7. URL Expansion and Landing Page Control
Performance Max can send traffic to pages you didn’t choose. With URL expansion on, Google scans your site and picks landing pages it thinks are relevant. This can increase reach, but you lose control. Your ads might send users to blog posts, About Us page, FAQ pages, or other content that isn’t meant to convert. When that happens, the message doesn’t match and performance drops.
To avoid this, you need to stay in control. You must exclude non-commercial URLs and use page feeds to guide traffic to the right landing pages. If you don’t, results become less predictable and you end up paying for traffic that isn’t likely to convert.
8. Visibility vs. Control: The Reporting Trade-Off
The thing about PMax is that it inherently reduces clarity in exchange for automation. Compared to standard campaigns, you get less direct and granular insight into exact search queries, placements, or what’s really driving performance. Instead, performance insights are more aggregated and require deeper interpretation.
At the same time, reporting has improved. Tools like the Channel Performance report provide a detailed breakdown of network performance and spend over time, and asset-level segmentation by network helps you understand where your creatives are shown and how they perform. This means that while gaining insights from PMax can be more technical, the data is there if you know how to work with it.

To get a clearer picture, use the Channel Performance report in PMax. It shows how your budget is split across Search, Display, YouTube, and Shopping. This helps you see what’s actually driving results. For deeper analysis, you can still use GA4.
“What you don’t see in PMax is often what drives performance.”
9. Governance: Who Controls the System?
With Performance Max, Google takes on more control. That makes it even more important to know what you own, and what you don’t. This includes your Google Ads account, Merchant Center, conversion tracking, and analytics. Without clear ownership of these, you risk losing access to your data and historical performance.

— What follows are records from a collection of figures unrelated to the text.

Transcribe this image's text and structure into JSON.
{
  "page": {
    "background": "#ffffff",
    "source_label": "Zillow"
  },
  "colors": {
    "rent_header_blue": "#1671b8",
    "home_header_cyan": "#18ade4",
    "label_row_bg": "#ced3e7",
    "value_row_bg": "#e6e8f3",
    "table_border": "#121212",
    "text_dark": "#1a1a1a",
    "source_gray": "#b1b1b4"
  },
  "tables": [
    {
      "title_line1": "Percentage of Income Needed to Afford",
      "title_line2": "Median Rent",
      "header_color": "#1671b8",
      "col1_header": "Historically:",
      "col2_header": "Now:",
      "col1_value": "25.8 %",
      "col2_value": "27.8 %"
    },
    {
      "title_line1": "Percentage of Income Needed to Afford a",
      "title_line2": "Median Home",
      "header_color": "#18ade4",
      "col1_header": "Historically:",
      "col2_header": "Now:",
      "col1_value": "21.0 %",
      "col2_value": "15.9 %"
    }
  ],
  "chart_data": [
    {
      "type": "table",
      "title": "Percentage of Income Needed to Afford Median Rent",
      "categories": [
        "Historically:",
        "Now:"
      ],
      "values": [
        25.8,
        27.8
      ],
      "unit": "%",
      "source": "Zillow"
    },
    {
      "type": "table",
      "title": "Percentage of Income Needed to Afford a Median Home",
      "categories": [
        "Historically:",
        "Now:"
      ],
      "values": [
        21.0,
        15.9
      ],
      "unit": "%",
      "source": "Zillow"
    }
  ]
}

This becomes particularly critical during structural transitions – whether you are changing agencies or reorganising internally. Without clear ownership, your data ends up spread across different accounts and platforms, making it harder to manage and improve performance over time. Strong governance means your business stays in control. You keep your data, stay flexible, and make decisions based on your own strategy, not just what the platform allows.
10. Creative Testing: What Still Moves Performance
As automation takes over, you have fewer things you can control. Creative is one of the few areas that still makes a real difference. Performance Max continuously tests combinations of headlines, images, and videos to find what works best. The better your assets are, and the more variety you have, the better the results. If your creatives are weak or repetitive, performance will suffer. The system simply has less to work with.
That’s why testing matters. Don’t treat your assets as something you upload once and forget. Keep testing new variations and ideas. This gives the system new inputs and helps performance improve over time. If you stop testing, results usually plateau. If you keep testing, you can keep growing.
Conclusion: Performance Max Works When You Stay in Control
Performance Max works based on what you feed into it. Your product feed, first-party data, and creatives all shape how it performs. When these inputs are clear and consistent, results are more stable. When they’re messy, performance becomes unpredictable.
PMax doesn't fail because of the algorithm, but because of weak structure and poor data quality. Your role is to set clear boundaries and give the system the right inputs. When you do that, PMax becomes much easier to manage and much more reliable as you scale.